American baritone Michael Todd Simpson had the task of acting out a matinée idol in Tcherniakov’s implied metaphor. The smugglers were simply magnificent, the quintet a masterpiece of execution. The children’s chorus was in the pit, in impeccable unison with the stage (the male chorus mouthed their words in hilarious pantomime).

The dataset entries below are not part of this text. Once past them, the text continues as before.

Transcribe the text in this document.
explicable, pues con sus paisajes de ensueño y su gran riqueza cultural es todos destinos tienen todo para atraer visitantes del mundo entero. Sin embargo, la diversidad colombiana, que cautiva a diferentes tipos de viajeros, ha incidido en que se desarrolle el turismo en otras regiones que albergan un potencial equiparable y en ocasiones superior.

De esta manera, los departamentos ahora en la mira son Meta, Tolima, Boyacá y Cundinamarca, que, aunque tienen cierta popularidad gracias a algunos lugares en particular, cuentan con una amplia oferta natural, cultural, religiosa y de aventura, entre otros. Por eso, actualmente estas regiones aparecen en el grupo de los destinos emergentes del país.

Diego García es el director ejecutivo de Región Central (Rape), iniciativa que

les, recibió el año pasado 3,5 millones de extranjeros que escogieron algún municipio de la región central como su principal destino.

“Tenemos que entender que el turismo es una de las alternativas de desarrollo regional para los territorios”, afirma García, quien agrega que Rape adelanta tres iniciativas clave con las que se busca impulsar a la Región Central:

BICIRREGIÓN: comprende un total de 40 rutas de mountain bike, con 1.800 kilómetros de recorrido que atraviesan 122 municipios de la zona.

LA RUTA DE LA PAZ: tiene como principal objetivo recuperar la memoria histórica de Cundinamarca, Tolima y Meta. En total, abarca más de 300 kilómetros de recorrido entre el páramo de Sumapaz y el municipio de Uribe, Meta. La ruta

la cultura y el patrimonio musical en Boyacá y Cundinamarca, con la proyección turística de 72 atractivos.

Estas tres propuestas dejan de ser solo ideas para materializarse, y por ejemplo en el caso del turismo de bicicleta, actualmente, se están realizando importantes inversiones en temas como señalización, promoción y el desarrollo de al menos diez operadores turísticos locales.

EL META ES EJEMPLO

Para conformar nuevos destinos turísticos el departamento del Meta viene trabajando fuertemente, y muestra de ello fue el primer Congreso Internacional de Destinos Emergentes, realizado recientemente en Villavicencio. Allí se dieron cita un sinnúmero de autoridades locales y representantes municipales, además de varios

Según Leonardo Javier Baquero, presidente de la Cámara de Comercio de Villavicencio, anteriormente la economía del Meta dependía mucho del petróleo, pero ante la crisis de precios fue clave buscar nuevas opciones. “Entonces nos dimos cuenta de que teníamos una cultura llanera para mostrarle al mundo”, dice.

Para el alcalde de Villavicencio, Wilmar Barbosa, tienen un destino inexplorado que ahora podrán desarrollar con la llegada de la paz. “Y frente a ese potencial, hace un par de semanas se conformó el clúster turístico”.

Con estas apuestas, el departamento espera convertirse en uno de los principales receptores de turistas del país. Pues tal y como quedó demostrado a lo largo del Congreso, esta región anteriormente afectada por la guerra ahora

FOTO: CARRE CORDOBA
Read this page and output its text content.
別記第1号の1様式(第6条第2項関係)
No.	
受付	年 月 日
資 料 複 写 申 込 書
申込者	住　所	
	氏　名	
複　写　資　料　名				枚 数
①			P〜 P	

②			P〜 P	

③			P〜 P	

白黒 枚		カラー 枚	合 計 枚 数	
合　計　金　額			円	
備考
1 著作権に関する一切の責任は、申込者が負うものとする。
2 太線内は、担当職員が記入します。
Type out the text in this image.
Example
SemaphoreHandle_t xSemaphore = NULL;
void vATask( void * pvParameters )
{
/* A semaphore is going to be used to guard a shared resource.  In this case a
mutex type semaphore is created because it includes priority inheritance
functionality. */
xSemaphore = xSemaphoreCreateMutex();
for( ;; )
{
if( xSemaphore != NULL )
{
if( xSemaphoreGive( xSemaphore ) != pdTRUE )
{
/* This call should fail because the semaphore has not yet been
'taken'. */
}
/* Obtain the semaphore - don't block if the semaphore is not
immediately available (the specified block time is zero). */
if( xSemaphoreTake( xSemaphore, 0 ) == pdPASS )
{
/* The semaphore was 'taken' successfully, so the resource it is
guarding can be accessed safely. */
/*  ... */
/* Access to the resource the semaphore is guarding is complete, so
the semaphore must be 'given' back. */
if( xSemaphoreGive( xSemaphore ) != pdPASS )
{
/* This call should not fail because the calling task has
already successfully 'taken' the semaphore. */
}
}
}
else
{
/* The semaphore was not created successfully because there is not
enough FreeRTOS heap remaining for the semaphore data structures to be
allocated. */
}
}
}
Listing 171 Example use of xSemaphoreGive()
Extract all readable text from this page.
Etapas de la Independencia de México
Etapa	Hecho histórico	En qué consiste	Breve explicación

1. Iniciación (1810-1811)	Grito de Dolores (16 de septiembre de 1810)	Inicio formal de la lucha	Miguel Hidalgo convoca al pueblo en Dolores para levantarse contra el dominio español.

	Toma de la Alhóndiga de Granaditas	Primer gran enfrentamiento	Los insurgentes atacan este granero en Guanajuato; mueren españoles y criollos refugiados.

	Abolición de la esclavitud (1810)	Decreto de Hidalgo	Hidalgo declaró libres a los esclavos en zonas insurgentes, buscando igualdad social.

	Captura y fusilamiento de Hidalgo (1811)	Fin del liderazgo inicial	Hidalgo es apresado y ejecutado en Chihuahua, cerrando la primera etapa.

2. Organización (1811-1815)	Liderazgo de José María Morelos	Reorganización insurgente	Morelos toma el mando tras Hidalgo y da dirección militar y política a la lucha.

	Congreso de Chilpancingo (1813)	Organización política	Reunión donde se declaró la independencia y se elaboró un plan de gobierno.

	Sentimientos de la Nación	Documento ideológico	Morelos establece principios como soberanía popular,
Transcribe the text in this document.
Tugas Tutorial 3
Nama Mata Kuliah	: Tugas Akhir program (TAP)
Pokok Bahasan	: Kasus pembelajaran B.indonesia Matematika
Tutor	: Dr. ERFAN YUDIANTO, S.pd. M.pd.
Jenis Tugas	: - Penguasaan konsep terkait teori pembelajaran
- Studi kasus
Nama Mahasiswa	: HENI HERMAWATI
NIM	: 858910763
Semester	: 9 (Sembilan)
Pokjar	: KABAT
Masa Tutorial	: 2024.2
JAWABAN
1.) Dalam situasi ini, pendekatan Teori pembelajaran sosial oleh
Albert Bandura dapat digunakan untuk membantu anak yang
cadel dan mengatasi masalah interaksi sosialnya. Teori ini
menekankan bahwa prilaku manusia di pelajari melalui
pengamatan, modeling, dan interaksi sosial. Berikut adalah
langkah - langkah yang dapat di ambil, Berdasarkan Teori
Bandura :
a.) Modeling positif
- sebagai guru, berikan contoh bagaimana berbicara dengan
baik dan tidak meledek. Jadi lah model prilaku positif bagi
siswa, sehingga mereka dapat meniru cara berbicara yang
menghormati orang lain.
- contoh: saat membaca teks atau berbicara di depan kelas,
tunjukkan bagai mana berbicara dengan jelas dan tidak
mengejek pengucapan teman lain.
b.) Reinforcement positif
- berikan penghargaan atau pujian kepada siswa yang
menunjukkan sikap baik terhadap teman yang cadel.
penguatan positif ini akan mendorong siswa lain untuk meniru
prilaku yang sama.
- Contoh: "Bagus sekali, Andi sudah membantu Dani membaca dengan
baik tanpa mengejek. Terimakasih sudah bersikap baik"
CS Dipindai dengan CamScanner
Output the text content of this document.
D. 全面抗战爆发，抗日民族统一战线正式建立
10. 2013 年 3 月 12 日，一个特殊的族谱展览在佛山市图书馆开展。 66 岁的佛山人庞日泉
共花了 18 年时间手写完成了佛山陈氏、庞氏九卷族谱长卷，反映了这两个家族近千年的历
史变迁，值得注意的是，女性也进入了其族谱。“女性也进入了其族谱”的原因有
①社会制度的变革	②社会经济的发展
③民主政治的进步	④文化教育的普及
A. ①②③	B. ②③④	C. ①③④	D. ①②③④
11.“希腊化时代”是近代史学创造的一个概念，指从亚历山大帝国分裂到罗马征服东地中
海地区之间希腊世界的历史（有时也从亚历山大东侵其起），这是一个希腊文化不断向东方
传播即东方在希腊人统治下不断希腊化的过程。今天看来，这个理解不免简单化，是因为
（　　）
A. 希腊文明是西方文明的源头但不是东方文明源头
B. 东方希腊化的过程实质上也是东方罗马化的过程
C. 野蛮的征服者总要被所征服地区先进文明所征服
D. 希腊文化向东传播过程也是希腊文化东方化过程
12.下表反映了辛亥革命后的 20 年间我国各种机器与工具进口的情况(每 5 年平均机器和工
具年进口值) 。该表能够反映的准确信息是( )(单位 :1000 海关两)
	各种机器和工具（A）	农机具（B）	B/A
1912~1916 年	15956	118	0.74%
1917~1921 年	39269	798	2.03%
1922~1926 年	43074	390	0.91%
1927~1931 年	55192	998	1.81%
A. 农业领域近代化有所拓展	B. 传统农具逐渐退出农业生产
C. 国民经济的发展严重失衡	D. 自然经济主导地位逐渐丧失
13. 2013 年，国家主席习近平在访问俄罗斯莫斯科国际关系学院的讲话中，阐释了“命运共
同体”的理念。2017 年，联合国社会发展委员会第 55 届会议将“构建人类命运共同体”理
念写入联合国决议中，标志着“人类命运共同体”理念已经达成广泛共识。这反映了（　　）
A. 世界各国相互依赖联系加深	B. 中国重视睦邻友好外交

Essentially the same set as his Don Giovanni which he used for his two distinctively different stagings perhaps Tcherniakov will use this set as well to stage a second edition of this Aix Carmen. There will always be something more to say.
Michael Milenski
Cast and production information:
Carmen Stéphanie d’Oustrac; Don José: Michael Fabbiano; Micaëla: Elsa Dreisig; Escamillo: Michael Todd Simpson; Frasquita: Gabrielle Philiponet; Mercédès: Virginie Verrez; Zuniga: Christian Helmer; Moralès: Pierre Doyen; Le Dancaïre: Guillaume Andrieux; Le Remendado: Mathias Vidal; L’Administrateur: Pierre Grammont. Chorus: Chœur Aedes; Childrens Chorus: Chœur d'enfants Maîtrise des Bouches-du-Rhône; Orchestra: Orchestre de Paris. Conductor: Pablo Heras-Casado; Mise en scène, décors et costumes: Dmitri Tcherniakov; Costumes: Elena Zaytseva; Lumière: Gleb Filshtinsky. Grand Théâtre de Provence, Aix-en-Provence, July 4, 2017.